Malam pertama di kamar baruku terasa berbeda. Awalnya, aku mencoba mengabaikan perasaan aneh yang kerap muncul di rumah ini. Aku meyakinkan diriku bahwa semua ini hanyalah adaptasi dari lingkungan baru. Namun, ketika malam semakin larut dan suasana rumah menjadi sunyi, suara-suara kecil mulai terdengar. Kadang seperti langkah kaki dari lorong besar, kadang seperti bisikan yang samar.
Aku terbangun di tengah malam, dan angin yang entah dari mana masuk ke dalam kamar membuat pintu kayu sementara itu bergeser perlahan. Aku terdiam, tubuhku kaku. Aku memandang ke arah pintu yang terbuka setengah, berharap angin akan mendorongnya tertutup kembali. Tapi tidak. Sebaliknya, pintu itu justru terbuka lebih lebar, menampakkan lorong panjang di luar yang sekarang tampak lebih gelap dari biasanya.
Di ujung lorong, aku melihat sesuatu yang membuat jantungku hampir berhenti. Ada bayangan samar, berdiri tegak, tak bergerak sedikit pun. Aku ingin berpikir itu hanyalah bayangan dari cahaya bulan yang masuk melalui jendela, tetapi tidak ada cahaya yang cukup untuk menciptakan bayangan sebesar itu.
Aku menarik selimutku hingga menutupi seluruh tubuh, mencoba menenangkan diriku. Dalam hati, aku terus mengulang doa, berharap apapun itu tidak mendekat. Suara langkah kaki kecil mulai terdengar, seolah mendekat ke arah pintu kamarku.
 Ketika akhirnya aku memberanikan diri untuk mengintip dari balik selimut, bayangan itu sudah tidak ada. Namun, pintu kayu sementara itu kini benar-benar terbuka lebar, dan aku bisa merasakan hawa dingin dari lorong yang seperti menyentuh kulitku.
Keesokan paginya, aku mencoba menceritakan sedikit pengalaman itu pada nenek. Tapi nenek hanya tersenyum kecil, seolah tak ingin membahasnya lebih lanjut. "Jangan terlalu dipikirkan. Rumah ini memang sudah tua," katanya singkat.

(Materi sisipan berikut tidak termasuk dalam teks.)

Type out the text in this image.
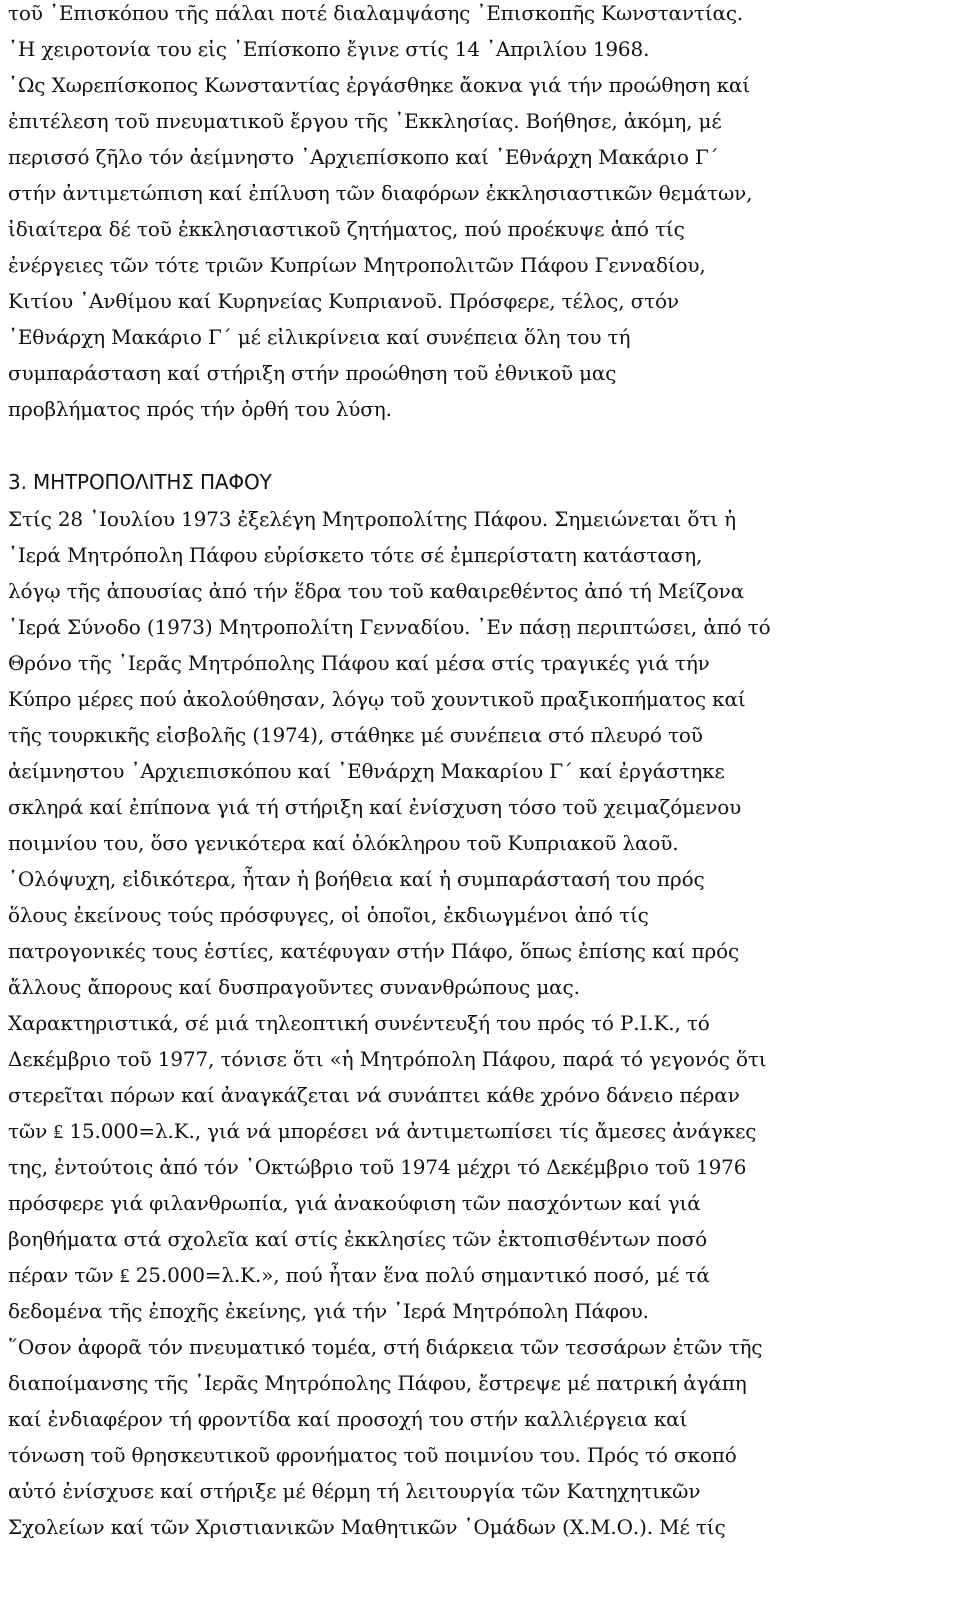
τοῦ ᾿Επισκόπου τῆς πάλαι ποτέ διαλαμψάσης ᾿Επισκοπῆς Κωνσταντίας.
῾Η χειροτονία του εἰς ᾿Επίσκοπο ἔγινε στίς 14 ᾿Απριλίου 1968.
῾Ως Χωρεπίσκοπος Κωνσταντίας ἐργάσθηκε ἄοκνα γιά τήν προώθηση καί
ἐπιτέλεση τοῦ πνευματικοῦ ἔργου τῆς ᾿Εκκλησίας. Βοήθησε, ἀκόμη, μέ
περισσό ζῆλο τόν ἀείμνηστο ᾿Αρχιεπίσκοπο καί ᾿Εθνάρχη Μακάριο Γ΄
στήν ἀντιμετώπιση καί ἐπίλυση τῶν διαφόρων ἐκκλησιαστικῶν θεμάτων,
ἰδιαίτερα δέ τοῦ ἐκκλησιαστικοῦ ζητήματος, πού προέκυψε ἀπό τίς
ἐνέργειες τῶν τότε τριῶν Κυπρίων Μητροπολιτῶν Πάφου Γενναδίου,
Κιτίου ᾿Ανθίμου καί Κυρηνείας Κυπριανοῦ. Πρόσφερε, τέλος, στόν
᾿Εθνάρχη Μακάριο Γ΄ μέ εἰλικρίνεια καί συνέπεια ὅλη του τή
συμπαράσταση καί στήριξη στήν προώθηση τοῦ ἐθνικοῦ μας
προβλήματος πρός τήν ὀρθή του λύση.
3. ΜΗΤΡΟΠΟΛΙΤΗΣ ΠΑΦΟΥ
Στίς 28 ᾿Ιουλίου 1973 ἐξελέγη Μητροπολίτης Πάφου. Σημειώνεται ὅτι ἡ
῾Ιερά Μητρόπολη Πάφου εὑρίσκετο τότε σέ ἐμπερίστατη κατάσταση,
λόγῳ τῆς ἀπουσίας ἀπό τήν ἕδρα του τοῦ καθαιρεθέντος ἀπό τή Μείζονα
῾Ιερά Σύνοδο (1973) Μητροπολίτη Γενναδίου. ᾿Εν πάσῃ περιπτώσει, ἀπό τό
Θρόνο τῆς ῾Ιερᾶς Μητρόπολης Πάφου καί μέσα στίς τραγικές γιά τήν
Κύπρο μέρες πού ἀκολούθησαν, λόγῳ τοῦ χουντικοῦ πραξικοπήματος καί
τῆς τουρκικῆς εἰσβολῆς (1974), στάθηκε μέ συνέπεια στό πλευρό τοῦ
ἀείμνηστου ᾿Αρχιεπισκόπου καί ᾿Εθνάρχη Μακαρίου Γ΄ καί ἐργάστηκε
σκληρά καί ἐπίπονα γιά τή στήριξη καί ἐνίσχυση τόσο τοῦ χειμαζόμενου
ποιμνίου του, ὅσο γενικότερα καί ὁλόκληρου τοῦ Κυπριακοῦ λαοῦ.
῾Ολόψυχη, εἰδικότερα, ἦταν ἡ βοήθεια καί ἡ συμπαράστασή του πρός
ὅλους ἐκείνους τούς πρόσφυγες, οἱ ὁποῖοι, ἐκδιωγμένοι ἀπό τίς
πατρογονικές τους ἑστίες, κατέφυγαν στήν Πάφο, ὅπως ἐπίσης καί πρός
ἄλλους ἄπορους καί δυσπραγοῦντες συνανθρώπους μας.
Χαρακτηριστικά, σέ μιά τηλεοπτική συνέντευξή του πρός τό Ρ.Ι.Κ., τό
Δεκέμβριο τοῦ 1977, τόνισε ὅτι «ἡ Μητρόπολη Πάφου, παρά τό γεγονός ὅτι
στερεῖται πόρων καί ἀναγκάζεται νά συνάπτει κάθε χρόνο δάνειο πέραν
τῶν ₤ 15.000=λ.Κ., γιά νά μπορέσει νά ἀντιμετωπίσει τίς ἄμεσες ἀνάγκες
της, ἐντούτοις ἀπό τόν ᾿Οκτώβριο τοῦ 1974 μέχρι τό Δεκέμβριο τοῦ 1976
πρόσφερε γιά φιλανθρωπία, γιά ἀνακούφιση τῶν πασχόντων καί γιά
βοηθήματα στά σχολεῖα καί στίς ἐκκλησίες τῶν ἐκτοπισθέντων ποσό
πέραν τῶν ₤ 25.000=λ.Κ.», πού ἦταν ἕνα πολύ σημαντικό ποσό, μέ τά
δεδομένα τῆς ἐποχῆς ἐκείνης, γιά τήν ῾Ιερά Μητρόπολη Πάφου.
῞Οσον ἀφορᾶ τόν πνευματικό τομέα, στή διάρκεια τῶν τεσσάρων ἐτῶν τῆς
διαποίμανσης τῆς ῾Ιερᾶς Μητρόπολης Πάφου, ἔστρεψε μέ πατρική ἀγάπη
καί ἐνδιαφέρον τή φροντίδα καί προσοχή του στήν καλλιέργεια καί
τόνωση τοῦ θρησκευτικοῦ φρονήματος τοῦ ποιμνίου του. Πρός τό σκοπό
αὐτό ἐνίσχυσε καί στήριξε μέ θέρμη τή λειτουργία τῶν Κατηχητικῶν
Σχολείων καί τῶν Χριστιανικῶν Μαθητικῶν ῾Ομάδων (Χ.Μ.Ο.). Μέ τίς
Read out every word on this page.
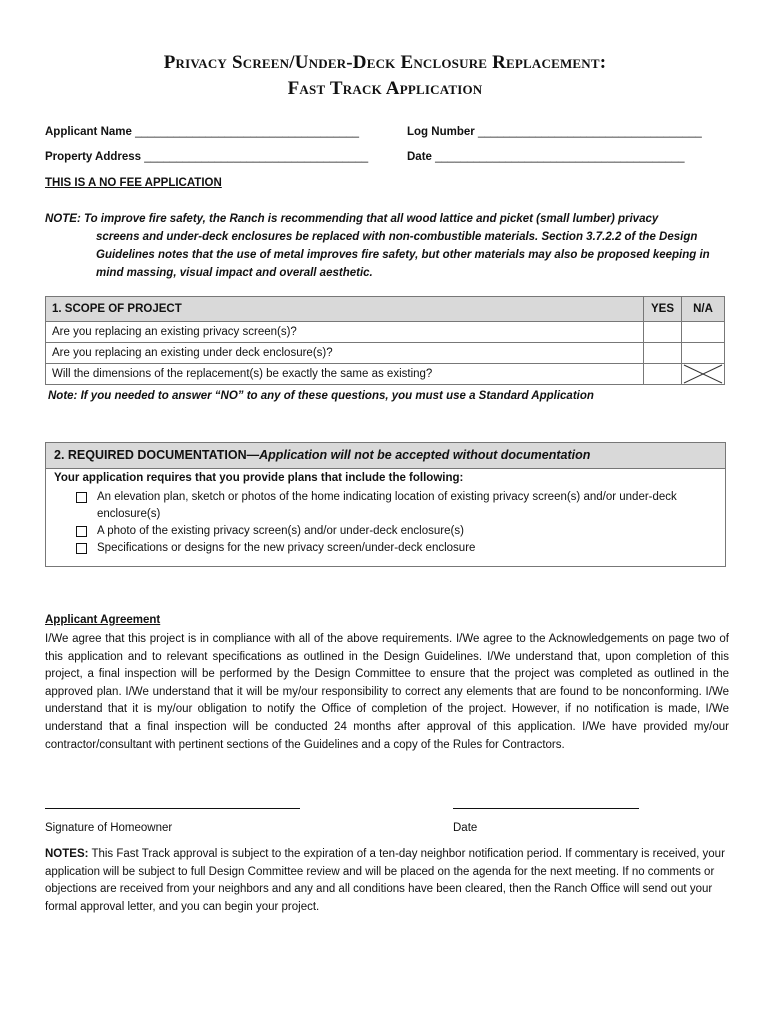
Privacy Screen/Under-Deck Enclosure Replacement:
Fast Track Application
Applicant Name ___________________________________	Log Number ___________________________________
Property Address ___________________________________	Date _______________________________________
THIS IS A NO FEE APPLICATION
NOTE: To improve fire safety, the Ranch is recommending that all wood lattice and picket (small lumber) privacy
screens and under-deck enclosures be replaced with non-combustible materials. Section 3.7.2.2 of the Design Guidelines notes that the use of metal improves fire safety, but other materials may also be proposed keeping in mind massing, visual impact and overall aesthetic.
1. SCOPE OF PROJECT	YES	N/A
Are you replacing an existing privacy screen(s)?		
Are you replacing an existing under deck enclosure(s)?		
Will the dimensions of the replacement(s) be exactly the same as existing?		
Note: If you needed to answer “NO” to any of these questions, you must use a Standard Application
2. REQUIRED DOCUMENTATION—Application will not be accepted without documentation
Your application requires that you provide plans that include the following:
An elevation plan, sketch or photos of the home indicating location of existing privacy screen(s) and/or under-deck enclosure(s)
A photo of the existing privacy screen(s) and/or under-deck enclosure(s)
Specifications or designs for the new privacy screen/under-deck enclosure
Applicant Agreement
I/We agree that this project is in compliance with all of the above requirements. I/We agree to the Acknowledgements on page two of this application and to relevant specifications as outlined in the Design Guidelines. I/We understand that, upon completion of this project, a final inspection will be performed by the Design Committee to ensure that the project was completed as outlined in the approved plan. I/We understand that it will be my/our responsibility to correct any elements that are found to be nonconforming. I/We understand that it is my/our obligation to notify the Office of completion of the project. However, if no notification is made, I/We understand that a final inspection will be conducted 24 months after approval of this application. I/We have provided my/our contractor/consultant with pertinent sections of the Guidelines and a copy of the Rules for Contractors.
Signature of Homeowner	Date
NOTES: This Fast Track approval is subject to the expiration of a ten-day neighbor notification period. If commentary is received, your application will be subject to full Design Committee review and will be placed on the agenda for the next meeting. If no comments or objections are received from your neighbors and any and all conditions have been cleared, then the Ranch Office will send out your formal approval letter, and you can begin your project.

Namun, aku tahu ada lebih banyak hal yang disembunyikan di balik senyuman nenek. Rahasia apa yang disimpan rumah ini? Mengapa lorong besar itu selalu terasa berbeda? Dan mengapa hanya aku yang merasa semua ini begitu nyata?
Aku hanya tahu satu hal: lorong besar itu bukan sekadar lorong biasa. Dan kamar baruku, meski menjadi tempat privasiku, mungkin tak akan pernah menjadi tempat yang benar-benar aman.
Aku baru menyadari bahwa kamar baruku berada di ujung lorong besar yang selama ini selalu kuhindari. Rumah kakek memang penuh keanehan, tetapi menempatkan kamarku tepat di ujung lorong itu terasa seperti mimpi buruk yang menjadi nyata. Lorong besar itu menjadi jalur yang harus kulewati setiap hari, dan setiap langkahku di sana selalu ditemani perasaan seolah-olah ada mata yang mengawasi.
Malam pertama di kamar baruku sudah cukup membuat bulu kudukku berdiri, namun ketika aku sadar bahwa lorong itu adalah bagian yang tak terpisahkan dari kamarku, ketakutanku semakin menjadi-jadi. Saat aku berdiri di ambang pintu kamar dan menatap ke arah lorong, pandanganku terasa terhisap ke dalam kegelapan yang tak berujung. Lorong itu bukan sekadar lorong; ia seperti sebuah jalan yang membawa rahasia yang tak ingin kuungkapkan.
Setiap malam, lorong itu seperti hidup. Angin dingin sering kali berembus tanpa alasan, membawa suara-suara aneh yang hanya bisa kudengar. Kadang seperti langkah kaki, kadang seperti bisikan yang memanggil namaku. Ada saat-saat di mana aku merasa lorong itu menjadi lebih panjang dari biasanya, seperti melarutkan semua batas ruang dan waktu.